NUSANTARA
Presiden Prabowo Prioritaskan Pembangunan 300 Ribu Jembatan untuk Perkuat Akses Pendidikan di Daerah Terpencil
Presiden RI, Prabowo Subianto, menegaskan komitmen pemerintah dalam mempercepat pembangunan 300 ribu jembatan di wilayah terpencil sebagai langkah strategis untuk memastikan akses pendidikan yang aman dan layak bagi seluruh anak Indonesia. Upaya ini dilaksanakan melalui pembentukan Satuan Tugas Khusus Darurat Jembatan yang melibatkan kementerian, perguruan tinggi, TNI, dan Polri.
Prabowo menekankan bahwa percepatan pembangunan jembatan di daerah-daerah terpencil menjadi prioritas utama pemerintah untuk menjamin keselamatan serta kelancaran akses pendidikan bagi anak-anak Indonesia.
Penegasan tersebut disampaikan saat memberikan sambutan dalam Puncak Peringatan Hari Guru Nasional Tahun 2025 di Indonesia Arena, Jakarta, pada Jumat, 28 November 2025.
Dalam acara tersebut, turut diputarkan video yang memperlihatkan anak-anak di sejumlah wilayah harus menyeberangi sungai deras setiap hari untuk dapat bersekolah.
Target 300 Ribu Jembatan di Daerah Terpencil Mulai Dikerjakan Tahun Depan
Kondisi tersebut menjadi perhatian serius Presiden dan mendorong pemerintah mengambil langkah cepat dan terukur.
“Saya telah membentuk Satuan Tugas Khusus Darurat Jembatan karena banyak laporan dan video yang menunjukkan anak-anak harus mempertaruhkan nyawa ketika menuju sekolah,” ujar Presiden Prabowo.
Presiden menjelaskan, Satgas tersebut ditugaskan untuk membangun hingga 300 ribu jembatan di pelosok Tanah Air.
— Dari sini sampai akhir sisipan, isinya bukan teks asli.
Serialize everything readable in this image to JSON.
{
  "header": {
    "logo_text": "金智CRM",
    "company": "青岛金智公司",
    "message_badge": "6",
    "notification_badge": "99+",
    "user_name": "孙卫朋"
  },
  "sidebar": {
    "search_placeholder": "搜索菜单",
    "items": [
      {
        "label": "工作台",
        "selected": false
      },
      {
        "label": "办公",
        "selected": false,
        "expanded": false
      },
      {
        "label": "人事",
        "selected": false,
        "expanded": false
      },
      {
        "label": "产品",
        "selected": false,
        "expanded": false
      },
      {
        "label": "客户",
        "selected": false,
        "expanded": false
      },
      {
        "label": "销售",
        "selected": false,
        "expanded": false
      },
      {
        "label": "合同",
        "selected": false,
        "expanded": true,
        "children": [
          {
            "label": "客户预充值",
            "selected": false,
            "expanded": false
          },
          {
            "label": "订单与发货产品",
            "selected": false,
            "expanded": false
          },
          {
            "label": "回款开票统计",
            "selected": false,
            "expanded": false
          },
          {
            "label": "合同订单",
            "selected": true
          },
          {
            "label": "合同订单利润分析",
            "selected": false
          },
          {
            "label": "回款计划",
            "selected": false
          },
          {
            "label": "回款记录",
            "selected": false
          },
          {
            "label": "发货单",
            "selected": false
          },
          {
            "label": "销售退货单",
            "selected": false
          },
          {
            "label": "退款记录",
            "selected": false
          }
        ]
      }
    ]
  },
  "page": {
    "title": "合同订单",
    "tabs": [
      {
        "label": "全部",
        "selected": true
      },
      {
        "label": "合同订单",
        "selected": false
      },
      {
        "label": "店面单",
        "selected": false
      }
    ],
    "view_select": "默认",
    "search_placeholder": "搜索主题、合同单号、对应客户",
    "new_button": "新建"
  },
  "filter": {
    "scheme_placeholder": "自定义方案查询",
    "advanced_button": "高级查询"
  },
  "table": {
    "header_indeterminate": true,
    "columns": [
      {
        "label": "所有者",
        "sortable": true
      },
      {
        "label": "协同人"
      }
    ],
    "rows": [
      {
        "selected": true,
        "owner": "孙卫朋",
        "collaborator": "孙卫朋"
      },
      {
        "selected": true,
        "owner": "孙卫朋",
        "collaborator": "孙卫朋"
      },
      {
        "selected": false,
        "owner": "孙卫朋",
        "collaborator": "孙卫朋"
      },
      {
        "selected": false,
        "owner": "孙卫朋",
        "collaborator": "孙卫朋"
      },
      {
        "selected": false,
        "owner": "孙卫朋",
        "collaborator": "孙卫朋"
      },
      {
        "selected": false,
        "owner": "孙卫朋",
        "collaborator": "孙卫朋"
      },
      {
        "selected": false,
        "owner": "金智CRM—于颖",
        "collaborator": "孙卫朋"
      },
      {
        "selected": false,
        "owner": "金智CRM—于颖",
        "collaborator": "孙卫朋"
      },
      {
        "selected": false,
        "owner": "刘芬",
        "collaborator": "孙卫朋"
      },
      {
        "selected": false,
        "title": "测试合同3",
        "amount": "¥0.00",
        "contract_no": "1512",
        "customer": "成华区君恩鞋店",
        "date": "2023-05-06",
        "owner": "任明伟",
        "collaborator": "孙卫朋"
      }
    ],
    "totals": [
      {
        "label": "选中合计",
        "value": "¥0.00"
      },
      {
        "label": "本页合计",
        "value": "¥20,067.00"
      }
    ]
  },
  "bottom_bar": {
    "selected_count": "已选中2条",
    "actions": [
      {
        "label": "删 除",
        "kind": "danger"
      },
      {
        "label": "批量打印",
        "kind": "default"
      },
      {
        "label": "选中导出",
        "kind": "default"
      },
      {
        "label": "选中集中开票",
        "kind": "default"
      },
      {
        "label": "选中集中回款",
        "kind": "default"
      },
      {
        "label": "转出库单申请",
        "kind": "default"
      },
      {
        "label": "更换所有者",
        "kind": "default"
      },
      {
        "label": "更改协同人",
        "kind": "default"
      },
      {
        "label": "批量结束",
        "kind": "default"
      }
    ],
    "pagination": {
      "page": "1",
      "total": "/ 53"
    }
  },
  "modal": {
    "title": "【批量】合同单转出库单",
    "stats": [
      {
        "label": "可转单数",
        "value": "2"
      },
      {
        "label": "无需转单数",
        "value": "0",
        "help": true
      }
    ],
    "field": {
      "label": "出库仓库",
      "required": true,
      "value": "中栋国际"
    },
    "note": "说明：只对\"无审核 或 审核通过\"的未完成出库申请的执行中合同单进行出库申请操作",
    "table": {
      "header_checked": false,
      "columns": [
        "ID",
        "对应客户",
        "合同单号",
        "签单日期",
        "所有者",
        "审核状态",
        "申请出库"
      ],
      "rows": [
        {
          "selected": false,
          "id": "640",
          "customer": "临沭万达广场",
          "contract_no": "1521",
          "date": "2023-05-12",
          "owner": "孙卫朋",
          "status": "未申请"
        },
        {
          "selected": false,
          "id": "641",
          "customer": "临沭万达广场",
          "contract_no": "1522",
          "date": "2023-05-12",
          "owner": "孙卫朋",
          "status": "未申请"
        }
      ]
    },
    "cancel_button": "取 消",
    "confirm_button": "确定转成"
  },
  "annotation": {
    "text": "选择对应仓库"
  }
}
Ia menargetkan pembangunan tahap awal dapat diselesaikan pada tahun depan.
“Anak-anakku sabar, saya sedang bekerja. Mudah-mudahan tahun depan semua jembatan bisa berdiri,” ucapnya.
Mahasiswa, TNI, dan Polri Dikerahkan untuk Perkuat Pelaksanaan di Lapangan
Guna mempercepat realisasi program tersebut, Presiden Prabowo menginstruksikan berbagai pihak untuk berkolaborasi. Ia meminta Menteri Pendidikan Tinggi mengerahkan mahasiswa Fakultas Teknik Sipil untuk terjun langsung membantu pembangunan di desa-desa.
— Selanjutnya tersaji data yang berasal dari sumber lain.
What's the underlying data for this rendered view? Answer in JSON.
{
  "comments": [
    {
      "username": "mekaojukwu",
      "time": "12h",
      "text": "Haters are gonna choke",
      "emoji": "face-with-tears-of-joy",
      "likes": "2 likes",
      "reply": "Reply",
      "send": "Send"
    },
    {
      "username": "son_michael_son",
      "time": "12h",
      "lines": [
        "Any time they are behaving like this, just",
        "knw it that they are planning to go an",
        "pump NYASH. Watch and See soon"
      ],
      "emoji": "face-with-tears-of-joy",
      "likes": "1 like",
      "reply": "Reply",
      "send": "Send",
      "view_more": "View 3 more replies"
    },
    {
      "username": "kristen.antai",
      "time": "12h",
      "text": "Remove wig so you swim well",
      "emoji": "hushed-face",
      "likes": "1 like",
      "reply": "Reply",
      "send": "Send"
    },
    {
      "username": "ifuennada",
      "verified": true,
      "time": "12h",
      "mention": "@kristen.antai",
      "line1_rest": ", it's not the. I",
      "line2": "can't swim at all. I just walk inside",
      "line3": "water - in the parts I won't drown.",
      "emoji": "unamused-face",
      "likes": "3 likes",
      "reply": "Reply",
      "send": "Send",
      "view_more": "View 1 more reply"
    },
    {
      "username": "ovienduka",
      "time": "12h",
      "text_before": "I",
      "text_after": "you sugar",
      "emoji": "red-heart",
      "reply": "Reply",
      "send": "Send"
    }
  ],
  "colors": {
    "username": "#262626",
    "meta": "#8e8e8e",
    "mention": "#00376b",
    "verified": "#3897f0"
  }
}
Selain itu, TNI dan Polri juga diarahkan untuk menurunkan personel dalam mendukung pengerjaan jembatan di seluruh daerah.
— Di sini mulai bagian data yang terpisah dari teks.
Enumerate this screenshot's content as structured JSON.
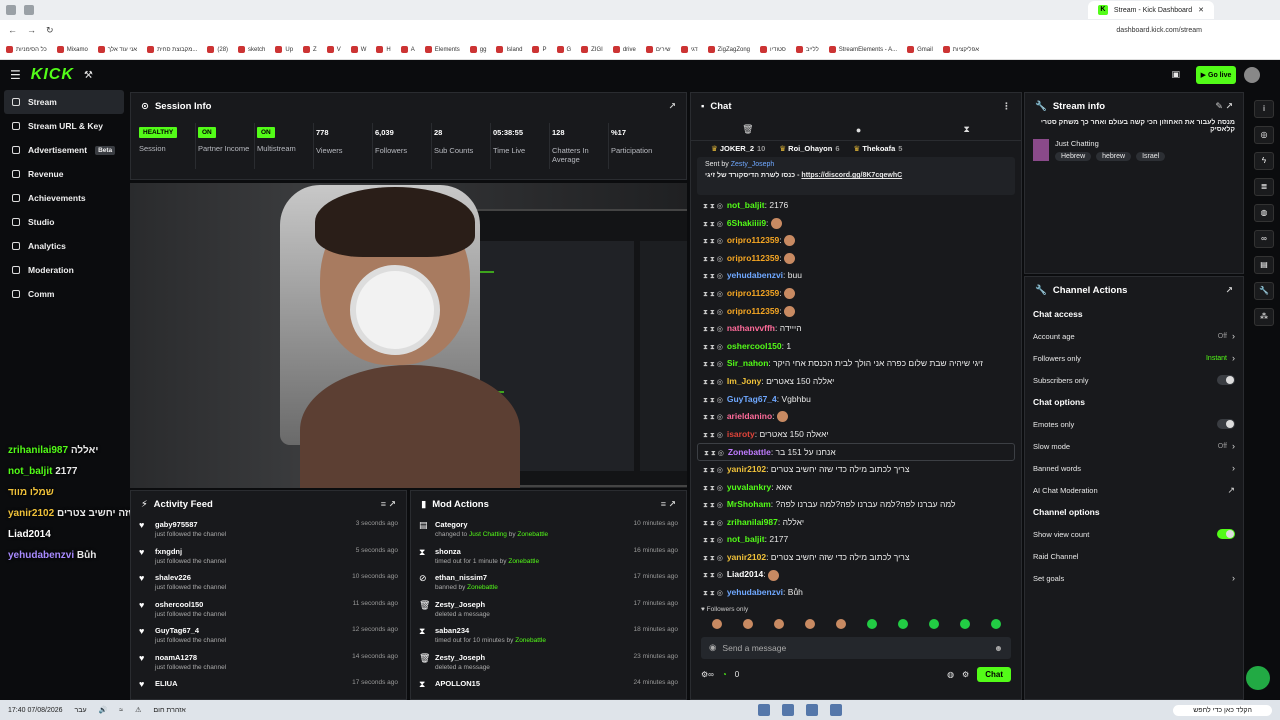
{
  "browser": {
    "tab_title": "Stream - Kick Dashboard",
    "url": "dashboard.kick.com/stream",
    "bookmarks": [
      "כל הסימניות",
      "Mixamo",
      "אני עוד אלך",
      "מקבוצת סחית...",
      "(28)",
      "sketch",
      "Up",
      "Z",
      "V",
      "W",
      "H",
      "A",
      "Elements",
      "gg",
      "Island",
      "P",
      "G",
      "ZIGI",
      "drive",
      "שירים",
      "דגי",
      "ZigZagZong",
      "סטודיו",
      "ללייב",
      "StreamElements - A...",
      "Gmail",
      "אפליקציות"
    ]
  },
  "topnav": {
    "logo": "KICK",
    "go_live": "Go live"
  },
  "sidebar": {
    "items": [
      {
        "label": "Stream",
        "active": true
      },
      {
        "label": "Stream URL & Key"
      },
      {
        "label": "Advertisement",
        "badge": "Beta"
      },
      {
        "label": "Revenue"
      },
      {
        "label": "Achievements"
      },
      {
        "label": "Studio"
      },
      {
        "label": "Analytics"
      },
      {
        "label": "Moderation"
      },
      {
        "label": "Comm"
      }
    ]
  },
  "session": {
    "title": "Session Info",
    "stats": [
      {
        "value": "HEALTHY",
        "label": "Session",
        "badge": true
      },
      {
        "value": "ON",
        "label": "Partner Income",
        "badge": true
      },
      {
        "value": "ON",
        "label": "Multistream",
        "badge": true
      },
      {
        "value": "778",
        "label": "Viewers"
      },
      {
        "value": "6,039",
        "label": "Followers"
      },
      {
        "value": "28",
        "label": "Sub Counts"
      },
      {
        "value": "05:38:55",
        "label": "Time Live"
      },
      {
        "value": "128",
        "label": "Chatters In Average"
      },
      {
        "value": "%17",
        "label": "Participation"
      }
    ]
  },
  "overlay_chat": [
    {
      "user": "zrihanilai987",
      "text": "יאללה",
      "color": "#53fc18"
    },
    {
      "user": "not_baljit",
      "text": "2177",
      "color": "#53fc18"
    },
    {
      "user": "שמלו מווד",
      "text": "",
      "color": "#f0c23a"
    },
    {
      "user": "yanir2102",
      "text": "לכתוב מילה כדי שזה יחשיב צטרמצריך לכתוב מילה כדי שזה יחשיב צטרים",
      "color": "#f0c23a"
    },
    {
      "user": "Liad2014",
      "text": "",
      "color": "#ffffff"
    },
    {
      "user": "yehudabenzvi",
      "text": "Bůh",
      "color": "#a88bff"
    }
  ],
  "activity": {
    "title": "Activity Feed",
    "items": [
      {
        "user": "gaby975587",
        "sub": "just followed the channel",
        "time": "3 seconds ago"
      },
      {
        "user": "fxngdnj",
        "sub": "just followed the channel",
        "time": "5 seconds ago"
      },
      {
        "user": "shalev226",
        "sub": "just followed the channel",
        "time": "10 seconds ago"
      },
      {
        "user": "oshercool150",
        "sub": "just followed the channel",
        "time": "11 seconds ago"
      },
      {
        "user": "GuyTag67_4",
        "sub": "just followed the channel",
        "time": "12 seconds ago"
      },
      {
        "user": "noamA1278",
        "sub": "just followed the channel",
        "time": "14 seconds ago"
      },
      {
        "user": "ELIUA",
        "sub": "",
        "time": "17 seconds ago"
      }
    ]
  },
  "mod": {
    "title": "Mod Actions",
    "items": [
      {
        "icon": "▤",
        "user": "Category",
        "sub_a": "changed to ",
        "sub_g": "Just Chatting",
        "sub_b": " by ",
        "by": "Zonebattle",
        "time": "10 minutes ago"
      },
      {
        "icon": "⧗",
        "user": "shonza",
        "sub_a": "timed out for 1 minute by ",
        "sub_g": "",
        "sub_b": "",
        "by": "Zonebattle",
        "time": "16 minutes ago"
      },
      {
        "icon": "⊘",
        "user": "ethan_nissim7",
        "sub_a": "banned by ",
        "sub_g": "",
        "sub_b": "",
        "by": "Zonebattle",
        "time": "17 minutes ago"
      },
      {
        "icon": "🗑",
        "user": "Zesty_Joseph",
        "sub_a": "deleted a message",
        "sub_g": "",
        "sub_b": "",
        "by": "",
        "time": "17 minutes ago"
      },
      {
        "icon": "⧗",
        "user": "saban234",
        "sub_a": "timed out for 10 minutes by ",
        "sub_g": "",
        "sub_b": "",
        "by": "Zonebattle",
        "time": "18 minutes ago"
      },
      {
        "icon": "🗑",
        "user": "Zesty_Joseph",
        "sub_a": "deleted a message",
        "sub_g": "",
        "sub_b": "",
        "by": "",
        "time": "23 minutes ago"
      },
      {
        "icon": "⧗",
        "user": "APOLLON15",
        "sub_a": "",
        "sub_g": "",
        "sub_b": "",
        "by": "",
        "time": "24 minutes ago"
      }
    ]
  },
  "chat": {
    "title": "Chat",
    "top_users": [
      {
        "name": "JOKER_2",
        "n": "10"
      },
      {
        "name": "Roi_Ohayon",
        "n": "6"
      },
      {
        "name": "Thekoafa",
        "n": "5"
      }
    ],
    "pinned": {
      "sent_by": "Sent by",
      "author": "Zesty_Joseph",
      "text": "כנסו לשרת הדיסקורד של זיגי - ",
      "link": "https://discord.gg/8K7cqewhC"
    },
    "messages": [
      {
        "user": "not_baljit",
        "color": "#53fc18",
        "text": "2176"
      },
      {
        "user": "6Shakiiii9",
        "color": "#53fc18",
        "text": "",
        "emote": true
      },
      {
        "user": "oripro112359",
        "color": "#f5a623",
        "text": "",
        "emote": true
      },
      {
        "user": "oripro112359",
        "color": "#f5a623",
        "text": "",
        "emote": true
      },
      {
        "user": "yehudabenzvi",
        "color": "#6fa8ff",
        "text": "buu"
      },
      {
        "user": "oripro112359",
        "color": "#f5a623",
        "text": "",
        "emote": true
      },
      {
        "user": "oripro112359",
        "color": "#f5a623",
        "text": "",
        "emote": true
      },
      {
        "user": "nathanvvffh",
        "color": "#ff6b9a",
        "text": "הייידה"
      },
      {
        "user": "oshercool150",
        "color": "#53fc18",
        "text": "1"
      },
      {
        "user": "Sir_nahon",
        "color": "#53fc18",
        "text": "זיגי שיהיה שבת שלום כפרה אני הולך לבית הכנסת אחי היקר"
      },
      {
        "user": "Im_Jony",
        "color": "#f0c23a",
        "text": "יאללה 150 צאטרים"
      },
      {
        "user": "GuyTag67_4",
        "color": "#6fa8ff",
        "text": "Vgbhbu"
      },
      {
        "user": "arieldanino",
        "color": "#ff6b9a",
        "text": "",
        "emote": true
      },
      {
        "user": "isaroty",
        "color": "#e0443a",
        "text": "יאאלה 150 צאטרים"
      },
      {
        "user": "Zonebattle",
        "color": "#c07cff",
        "text": "אנחנו על 151 בר",
        "highlight": true
      },
      {
        "user": "yanir2102",
        "color": "#f0c23a",
        "text": "צריך לכתוב מילה כדי שזה יחשיב צטרים"
      },
      {
        "user": "yuvalankry",
        "color": "#53fc18",
        "text": "אאא"
      },
      {
        "user": "MrShoham",
        "color": "#53fc18",
        "text": "?למה עברנו לפה?למה עברנו לפה?למה עברנו לפה"
      },
      {
        "user": "zrihanilai987",
        "color": "#53fc18",
        "text": "יאללה"
      },
      {
        "user": "not_baljit",
        "color": "#53fc18",
        "text": "2177"
      },
      {
        "user": "yanir2102",
        "color": "#f0c23a",
        "text": "צריך לכתוב מילה כדי שזה יחשיב צטרים"
      },
      {
        "user": "Liad2014",
        "color": "#ffffff",
        "text": "",
        "emote": true
      },
      {
        "user": "yehudabenzvi",
        "color": "#6fa8ff",
        "text": "Bůh"
      }
    ],
    "followers_only": "Followers only",
    "input_placeholder": "Send a message",
    "points": "0",
    "send_label": "Chat"
  },
  "streaminfo": {
    "title": "Stream info",
    "stream_title": "מנסה לעבור את האחוזון הכי קשה בעולם ואחר כך משחק סטרי קלאסיק",
    "category": "Just Chatting",
    "tags": [
      "Hebrew",
      "hebrew",
      "Israel"
    ]
  },
  "actions": {
    "title": "Channel Actions",
    "chat_access": "Chat access",
    "account_age": "Account age",
    "account_age_val": "Off",
    "followers_only": "Followers only",
    "followers_only_val": "Instant",
    "subscribers_only": "Subscribers only",
    "chat_options": "Chat options",
    "emotes_only": "Emotes only",
    "slow_mode": "Slow mode",
    "slow_mode_val": "Off",
    "banned_words": "Banned words",
    "ai_moderation": "AI Chat Moderation",
    "channel_options": "Channel options",
    "show_view_count": "Show view count",
    "raid_channel": "Raid Channel",
    "set_goals": "Set goals"
  },
  "taskbar": {
    "time": "17:40",
    "date": "07/08/2026",
    "lang": "עבר",
    "alert": "אזהרת חום",
    "search": "הקלד כאן כדי לחפש"
  }
}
“Masalah jembatan ini menjadi prioritas karena saya tidak rela anak-anak harus mempertaruhkan nyawa setiap hari hanya untuk bersekolah,” tegas Presiden.
Presiden Tekankan Pentingnya Akses Aman bagi Pelajar di Seluruh Indonesia
Lebih lanjut, Presiden Prabowo menyampaikan pesan kepada para pemangku kepentingan, khususnya para elit dan pengambil kebijakan, agar lebih memperhatikan kondisi masyarakat di lapangan.
Ia menekankan bahwa penyelesaian persoalan infrastruktur dasar harus dilakukan melalui kerja nyata, bukan sekadar wacana.
“Kita harus mengatasi persoalan ini dengan tindakan nyata, bukan teori, bukan perdebatan, dan bukan saling menyalahkan,” tuturnya.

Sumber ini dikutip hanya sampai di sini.